Spyware and adware programs silently monitor a user's activity on the Internet, keeping track of information such as the Web sites a user visits.

Norton AntiVirus 2004 will scan email and instant message attachments, flagging known spyware programs before they are installed. The program will also spot spyware and adware programs that have already been installed and report those to the user, according to Symantec.

Norton AntiVirus also flags legal adware (advertising software) programs, according to Kelly Martin, senior product manager for Norton Antivirus 2004.

A popular example of adware (or advertising software), Gator performs useful tasks for users such as remembering and filling in user names, passwords and other data for online forms. However, the program also tracks user behavior and buying habits for the company's customers and delivers targeted "pop-up" advertisements to desktops.

Norton AntiVirus would not automatically remove adware like Gator, which was often governed by a licensing agreement that the user acknowledged when the program was installed, Martin said.

The focus on spyware comes after research on end users identified the stealth programs as a leading concern among Norton AntiVirus users, even when users didn't know they had the programs installed, she said.

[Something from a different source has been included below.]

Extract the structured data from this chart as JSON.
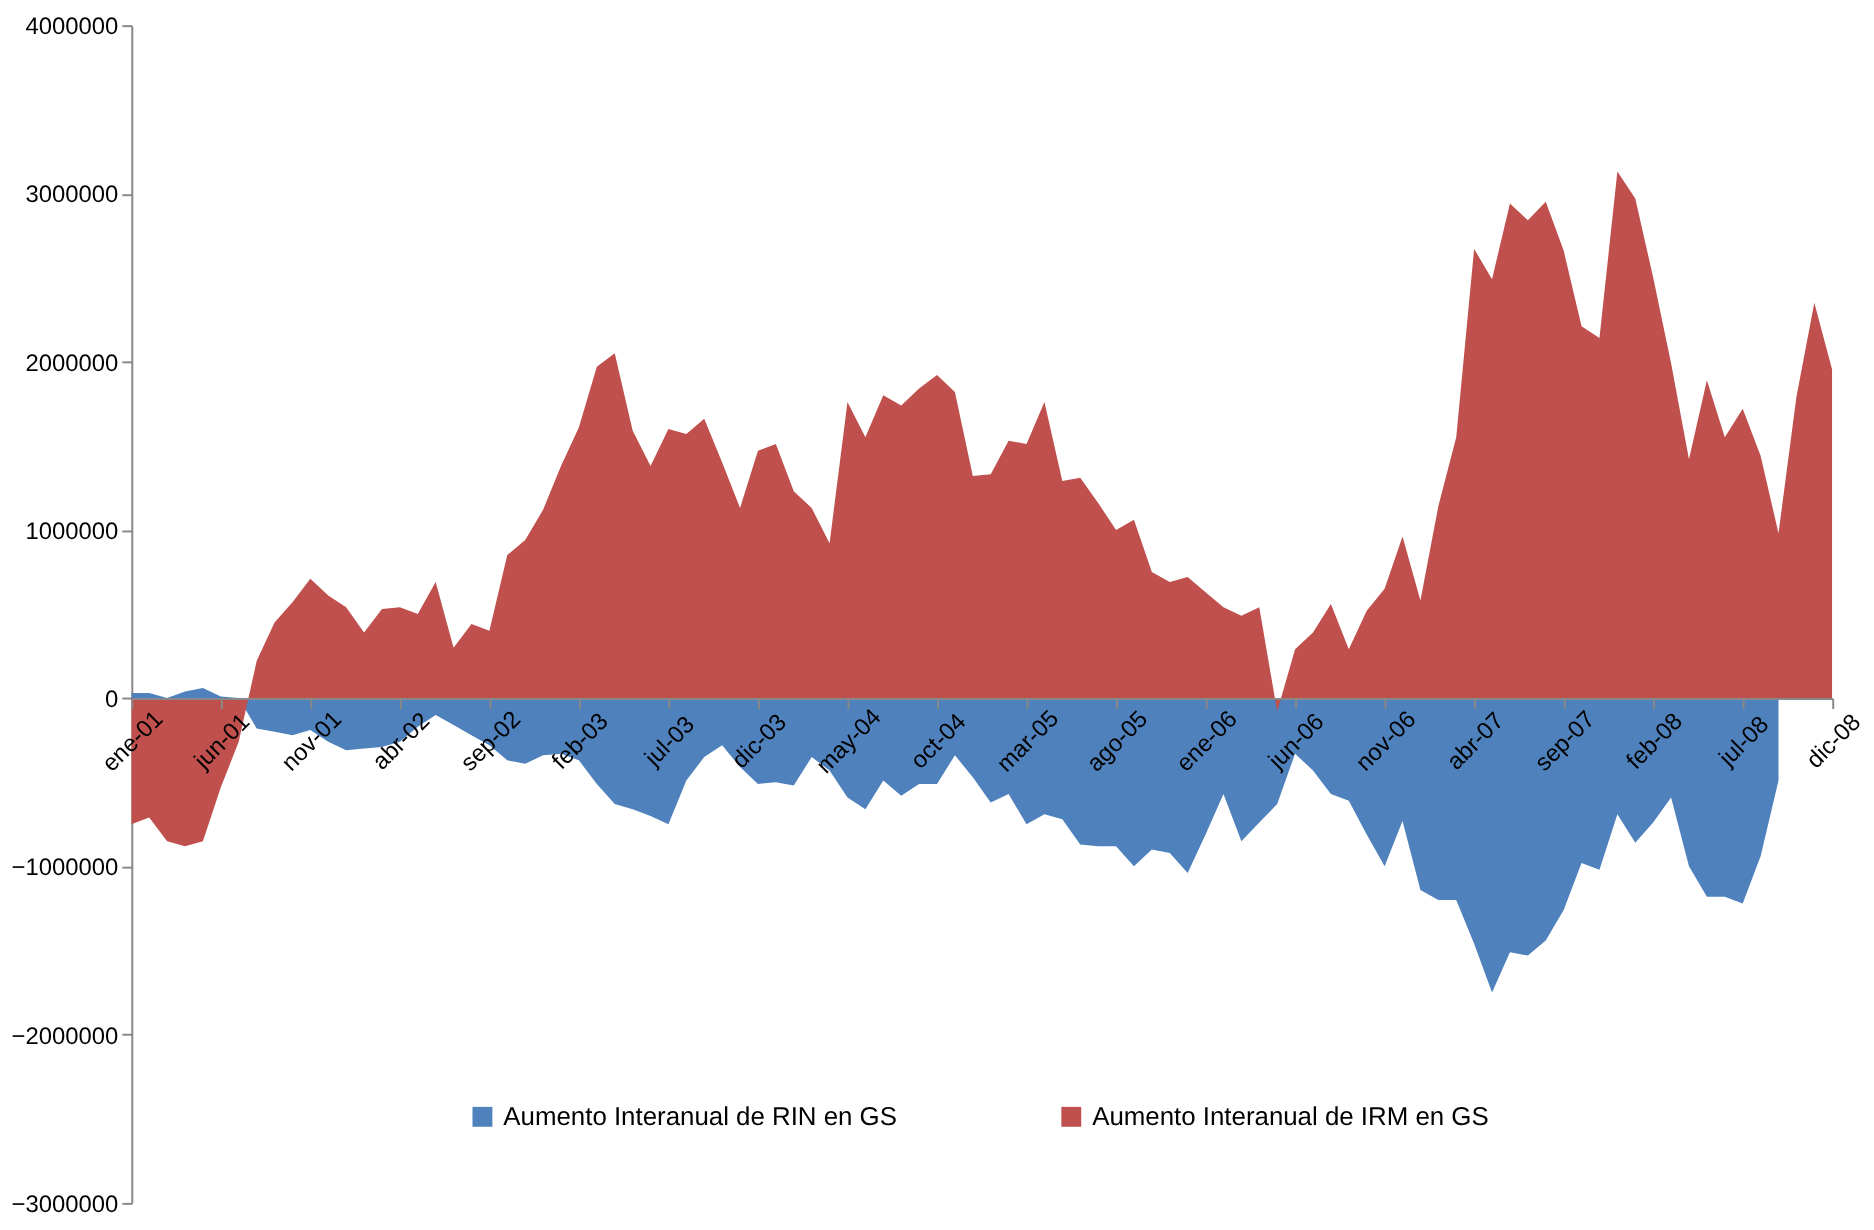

"Even if users were not able to articulate 'I have spyware,' they were telling us about dialing programs that were calling out to a third party or having their (Web browser) hijacked or the home page rerouted to another site," Martin said.

"This was a big ticket issue for our user base," she said.

Following two weeks of high-profile worm outbreaks, NAI is calling attention to a new WormStopper feature. That feature enabled VirusScan to spot worm-like activity such as a high volume of e-mail and repetitive email content, NAI said.

While the new feature won't stop infections, per se, it will slow the spread of mass-mailing worms like the recent Blaster and Sobig.F worms, NAI said.

One security expert said that features to spot spyware were long overdue in mainstream antivirus programs.

"It's about time," an independent security analyst, Richard Smith, said.

Installations of the shadowy programs have escalated in recent years, with the growing popularity of peer-to-peer file sharing programs such as Kazaa and Morpheus, Smith said. Those programs often bundle adware programs with the main file-sharing software, he said.

Symantec, NAI and other companies that are serious about stopping spyware might benefit from snatching up niche spyware detection companies such as Enigma Software Group, maker of SpyHunter.

Such companies already have large databases of spyware, adware and other programs that could jump start the detection capabilities of more mainstream antivirus products, he said.